Officials acknowledge that among the 1,451 of those denials that were appealed, more than a third turned out to be based on inadequate information and were later reversed. Members have 30 days to appeal denials.

When David McClanahan threatened to publicize a gruesome photo of his father’s face after his fall, UnitedHealthCare, the managed care company, offered placement in an assisted living center, costing a third of the nursing home rate. Such centers are not regulated or equipped for people with serious impairments.

The McClanahans were unaware that the center, Elmcroft of Twin Hills, had been under state investigation for resident deaths linked to neglect, and for complaints that it kept residents who needed more care than it could deliver.

Elmcroft, acquired by a 19-state chain in 2011, said it had fixed the problems by last spring, when it passed a state inspection. But relatives noticed unwashed sheets and pills scattered on McClanahan’s floor, and said the center demanded $460 more a month from McClanahan because he needed more care than expected. It settled for his full Social Security income. "He remained a viable assisted living resident" under state rules, Bob Goyette, a spokesman for Elmcroft, said, "even though he required more care."
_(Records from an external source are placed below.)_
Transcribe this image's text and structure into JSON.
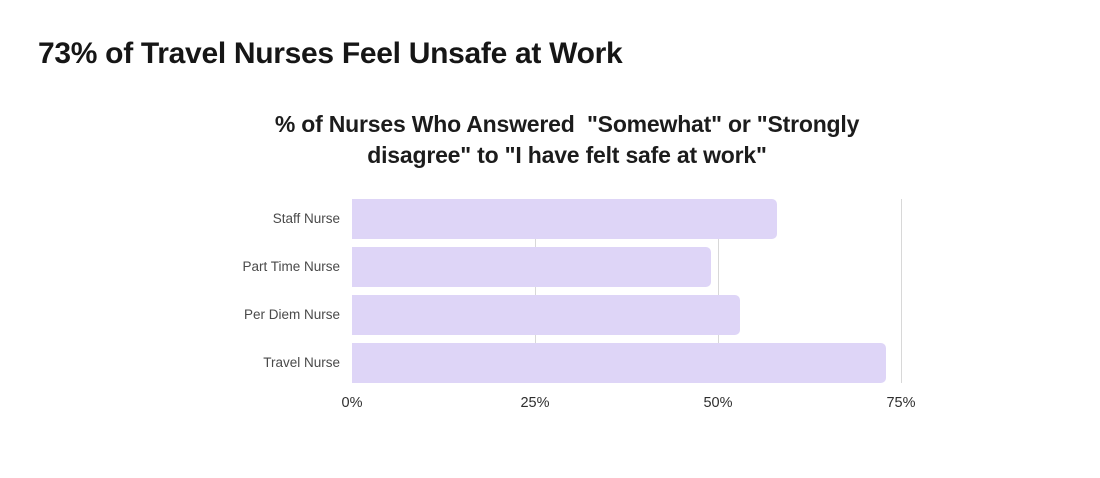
{
  "page_title": "73% of Travel Nurses Feel Unsafe at Work",
  "chart_data": {
    "type": "bar",
    "orientation": "horizontal",
    "title": "% of Nurses Who Answered  \"Somewhat\" or \"Strongly disagree\" to \"I have felt safe at work\"",
    "title_lines": [
      "% of Nurses Who Answered  \"Somewhat\" or \"Strongly",
      "disagree\" to \"I have felt safe at work\""
    ],
    "categories": [
      "Staff Nurse",
      "Part Time Nurse",
      "Per Diem Nurse",
      "Travel Nurse"
    ],
    "values": [
      58,
      49,
      53,
      73
    ],
    "unit": "%",
    "xlabel": "",
    "ylabel": "",
    "xlim": [
      0,
      75
    ],
    "x_ticks": [
      {
        "label": "0%",
        "value": 0
      },
      {
        "label": "25%",
        "value": 25
      },
      {
        "label": "50%",
        "value": 50
      },
      {
        "label": "75%",
        "value": 75
      }
    ],
    "gridlines_at": [
      25,
      50,
      75
    ],
    "grid_style": "vertical-lines-behind-bars",
    "legend": "none",
    "colors": {
      "background": "#ffffff",
      "bar": "#ded5f7",
      "gridline": "#d8d8d8",
      "page_title_text": "#161616",
      "chart_title_text": "#1c1c1c",
      "category_label_text": "#4a4a4a",
      "tick_label_text": "#2e2e2e"
    }
  }
}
McClanahan soon ended up back in a hospital, and the whole process began again. Eventually, after his son threatened to sue the state, another denial was reversed and McClanahan secured a nursing home bed. "They’re trying to see what they can get by with," his son said.

Alice Ferreira, a spokeswoman for the insurer, said "UnitedHealthCare has worked very closely with the family and the TennCare to ensure the member has the appropriate care."
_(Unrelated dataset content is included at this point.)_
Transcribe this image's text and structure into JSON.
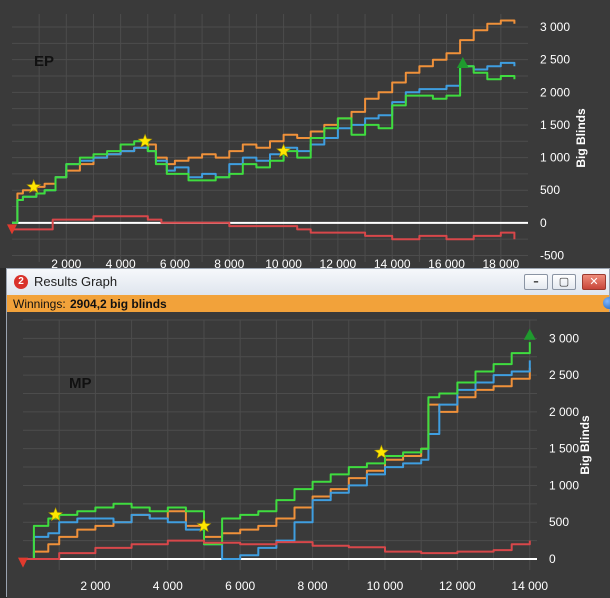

Gunderson, the state spokeswoman, said: "The due process procedures we have in place work effectively to ensure that members are able to receive the appropriate level of services in the appropriate setting."

For raising the level of impairment required to qualify for nursing home-level care, Killingsworth said, "I make no apology."

She called the previous threshold — a significant deficiency in one activity of daily life — one of the lowest in the country, while the new threshold is based on a weighted point system that typically requires serious deficiencies in three activities.

Nationwide, publicly traded companies like UnitedHealthCare are replacing nonprofits. There are trade-offs, said Michael J. McCue, a professor of health administration at Virginia Commonwealth University, whose comparative study found publicly traded plans that focused primarily on Medicaid enrollees reported the highest percentage in administrative expenses, and received lower scores for quality of care.

"They have to make sure that they meet earnings expectations to help improve their stockholders’ wealth," McCue said. "They could argue that, hey, maybe we have a more effective way of managing the care or cost. And one can ask, hey, are they denying care?

"We’ll have to collect the data on that and see."